AN ENGLISH SONNET=140 SYLLABLES
‘Can we not think of the aim of life as being simply to see?’
John Gray, Straw Dogs
To be is to see –
Eye can never tire
Of the passing show –
Everything a tad worse
Each morning –
scum rising
Visibly – white-hot sun
Blinding eyes with sweat –
Blinkingly you read –
A poet’s retraction
Of satirical verses –
Headlines packed with lies –
Hear the growl of motorbike –
Killer or cop – who knows –
While the perennial masque goes on
For those who’ve made a killing –
To face the tide is folly
But if you’ll join me
Together we’ll take note of things
So long as we can breathe –
So what if one can’t tell
Substance from shadow –
Feeling around’s always been fun –
Call it love
Or what you will
Sonnet 66 - William Shakespeare
Tired with all these, for restful death I cry,
As, to behold desert a beggar born,
And needy nothing trimm'd in jollity,
And purest faith unhappily forsworn,
And guilded honour shamefully misplaced,
And maiden virtue rudely strumpeted,
And right perfection wrongfully disgraced,
And strength by limping sway disabled,
And art made tongue-tied by authority,
And folly doctor-like controlling skill,
And simple truth miscall'd simplicity,
And captive good attending captain ill:
Tired with all these, from these would I be gone,
Save that, to die, I leave my love alone.
Kaiser Haq is a poet, translator and essayist who was educated at the universities of Dhaka and Warwick (PhD).
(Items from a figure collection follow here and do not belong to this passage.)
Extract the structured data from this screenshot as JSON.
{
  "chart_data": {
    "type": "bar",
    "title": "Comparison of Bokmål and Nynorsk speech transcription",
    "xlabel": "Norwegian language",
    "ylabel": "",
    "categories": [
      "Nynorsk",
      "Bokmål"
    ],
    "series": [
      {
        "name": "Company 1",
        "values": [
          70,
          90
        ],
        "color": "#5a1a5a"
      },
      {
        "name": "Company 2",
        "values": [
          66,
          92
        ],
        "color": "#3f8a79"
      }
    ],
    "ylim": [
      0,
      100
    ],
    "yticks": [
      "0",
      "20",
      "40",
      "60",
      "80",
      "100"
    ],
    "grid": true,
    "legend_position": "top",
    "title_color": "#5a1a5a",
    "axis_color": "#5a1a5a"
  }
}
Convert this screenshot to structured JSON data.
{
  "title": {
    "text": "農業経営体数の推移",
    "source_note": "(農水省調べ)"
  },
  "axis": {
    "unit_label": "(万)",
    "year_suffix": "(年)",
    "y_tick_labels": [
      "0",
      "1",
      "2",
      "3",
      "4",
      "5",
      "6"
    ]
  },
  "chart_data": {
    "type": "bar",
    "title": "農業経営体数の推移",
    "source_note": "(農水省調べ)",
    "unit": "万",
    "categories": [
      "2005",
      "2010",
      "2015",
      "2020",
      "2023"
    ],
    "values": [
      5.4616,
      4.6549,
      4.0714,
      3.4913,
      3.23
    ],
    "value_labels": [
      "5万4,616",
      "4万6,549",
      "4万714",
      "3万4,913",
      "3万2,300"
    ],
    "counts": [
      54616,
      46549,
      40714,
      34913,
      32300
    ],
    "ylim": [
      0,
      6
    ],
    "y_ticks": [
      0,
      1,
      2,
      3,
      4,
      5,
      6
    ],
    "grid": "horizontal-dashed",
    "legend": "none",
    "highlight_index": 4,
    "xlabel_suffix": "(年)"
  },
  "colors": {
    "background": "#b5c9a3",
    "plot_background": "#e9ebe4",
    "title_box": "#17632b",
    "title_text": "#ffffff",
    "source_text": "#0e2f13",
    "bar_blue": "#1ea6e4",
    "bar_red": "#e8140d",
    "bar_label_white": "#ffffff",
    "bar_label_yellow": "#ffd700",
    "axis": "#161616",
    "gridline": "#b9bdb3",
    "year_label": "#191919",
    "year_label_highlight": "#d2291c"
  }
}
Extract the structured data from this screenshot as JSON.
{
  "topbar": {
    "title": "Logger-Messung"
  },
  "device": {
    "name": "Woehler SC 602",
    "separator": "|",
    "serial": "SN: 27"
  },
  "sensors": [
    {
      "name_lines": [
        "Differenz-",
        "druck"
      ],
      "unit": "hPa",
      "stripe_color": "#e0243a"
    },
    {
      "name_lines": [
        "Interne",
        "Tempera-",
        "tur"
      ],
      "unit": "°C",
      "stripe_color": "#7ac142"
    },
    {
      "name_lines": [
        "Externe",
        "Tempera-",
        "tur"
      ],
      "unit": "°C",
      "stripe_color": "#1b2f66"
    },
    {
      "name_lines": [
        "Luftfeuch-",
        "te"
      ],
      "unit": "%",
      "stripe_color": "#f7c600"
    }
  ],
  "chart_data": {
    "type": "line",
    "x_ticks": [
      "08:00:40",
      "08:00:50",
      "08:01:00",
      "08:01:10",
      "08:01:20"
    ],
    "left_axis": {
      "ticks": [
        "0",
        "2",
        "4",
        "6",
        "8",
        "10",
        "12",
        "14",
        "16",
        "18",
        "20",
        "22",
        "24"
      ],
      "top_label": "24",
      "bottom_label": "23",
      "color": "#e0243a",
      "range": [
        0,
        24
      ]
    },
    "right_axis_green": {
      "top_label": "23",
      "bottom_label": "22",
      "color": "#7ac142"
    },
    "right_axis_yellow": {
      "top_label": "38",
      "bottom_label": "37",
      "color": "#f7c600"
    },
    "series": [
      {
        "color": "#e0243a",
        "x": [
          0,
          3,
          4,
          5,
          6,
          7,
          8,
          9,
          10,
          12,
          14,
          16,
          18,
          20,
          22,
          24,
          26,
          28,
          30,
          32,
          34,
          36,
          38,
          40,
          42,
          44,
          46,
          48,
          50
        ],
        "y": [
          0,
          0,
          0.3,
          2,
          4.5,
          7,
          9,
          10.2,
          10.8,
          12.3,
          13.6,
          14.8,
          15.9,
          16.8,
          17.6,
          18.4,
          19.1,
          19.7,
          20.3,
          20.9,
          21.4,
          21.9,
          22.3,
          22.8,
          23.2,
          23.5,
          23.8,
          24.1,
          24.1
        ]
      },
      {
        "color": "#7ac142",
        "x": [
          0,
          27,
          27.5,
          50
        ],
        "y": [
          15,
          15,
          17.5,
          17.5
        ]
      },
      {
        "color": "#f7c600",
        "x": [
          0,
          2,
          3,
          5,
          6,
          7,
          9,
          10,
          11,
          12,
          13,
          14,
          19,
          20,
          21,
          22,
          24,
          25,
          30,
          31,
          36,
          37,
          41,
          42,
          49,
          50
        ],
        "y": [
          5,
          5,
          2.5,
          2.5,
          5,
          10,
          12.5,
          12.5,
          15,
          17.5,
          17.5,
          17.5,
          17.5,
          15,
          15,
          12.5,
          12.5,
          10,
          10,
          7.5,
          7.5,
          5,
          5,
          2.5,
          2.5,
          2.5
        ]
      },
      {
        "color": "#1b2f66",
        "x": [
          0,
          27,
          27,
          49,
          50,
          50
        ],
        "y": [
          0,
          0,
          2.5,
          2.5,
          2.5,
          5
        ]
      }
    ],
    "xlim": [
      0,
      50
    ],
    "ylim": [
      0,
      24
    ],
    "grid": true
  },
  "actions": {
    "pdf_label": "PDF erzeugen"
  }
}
He is a Professor of English, Dhaka University, where he has taught since 1975. He has been a Commonwealth Scholar in the UK and a Senior Fulbright Scholar and Vilas Fellow in the USA.
Haq’s work has appeared in international journals including London Magazine, The Cambridge Review, Chapman, Acumen, Ariel, Wasafiri and World Literature Written in English. He has published five collections of poetry: Starting Lines (Dhaka 1978), A Little Ado (Dhaka 1978), A Happy Farewell (Dhaka: UPL 1994), Black Orchid (London: Aark Arts 1996), The Logopathic Reviewer’s Song (Dhaka: UPL and London: Aark Arts 2002).
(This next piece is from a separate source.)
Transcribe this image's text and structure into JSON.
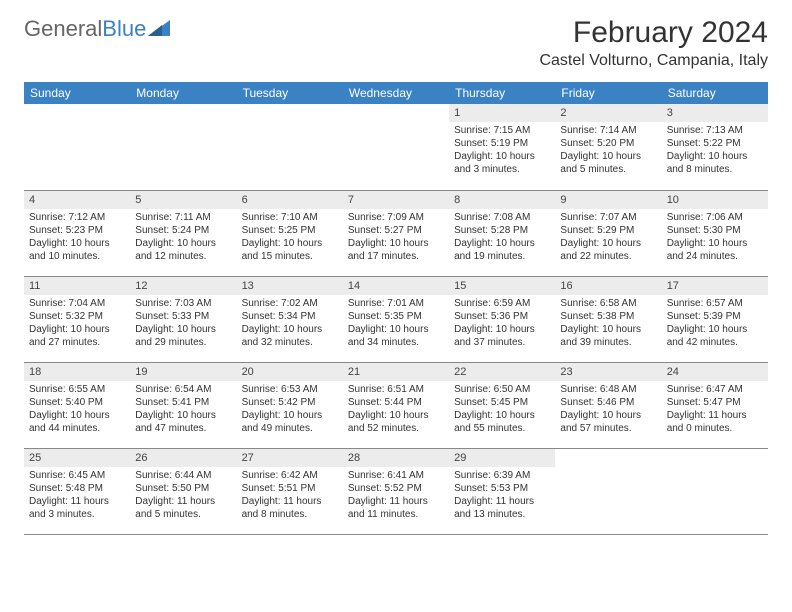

He has edited an anthology, Contemporary Indian Poetry (Ohio State University Press 1990) and translated the Selected Poems of Shamsur Rahman (Dhaka: BRAC 1985); a novel by Rabindranath Tagore, Quartet (Heinemann Asian Writers Series, 1993); and an eighteenth century travel narrative, The Wonders of Vilayet (Leeds: Peepal Tree 2002). He is represented in such anthologies as the Arnold Anthology of Postcolonial Literature in English. Recent works include translation of the novel by Nasreen Jahan The Woman Who Flew (Penguin India); the poetry collections: Published in the Streets of Dhaka: collected poems (UPL, Dhaka); Combien de Bouddhas, a bilingual poetry selection with French translators by Olivier Litvine (Editions Caracteres, Paris) and the retold Bengali epic: The Triumph of the Snake Goddess (Harvard University Press).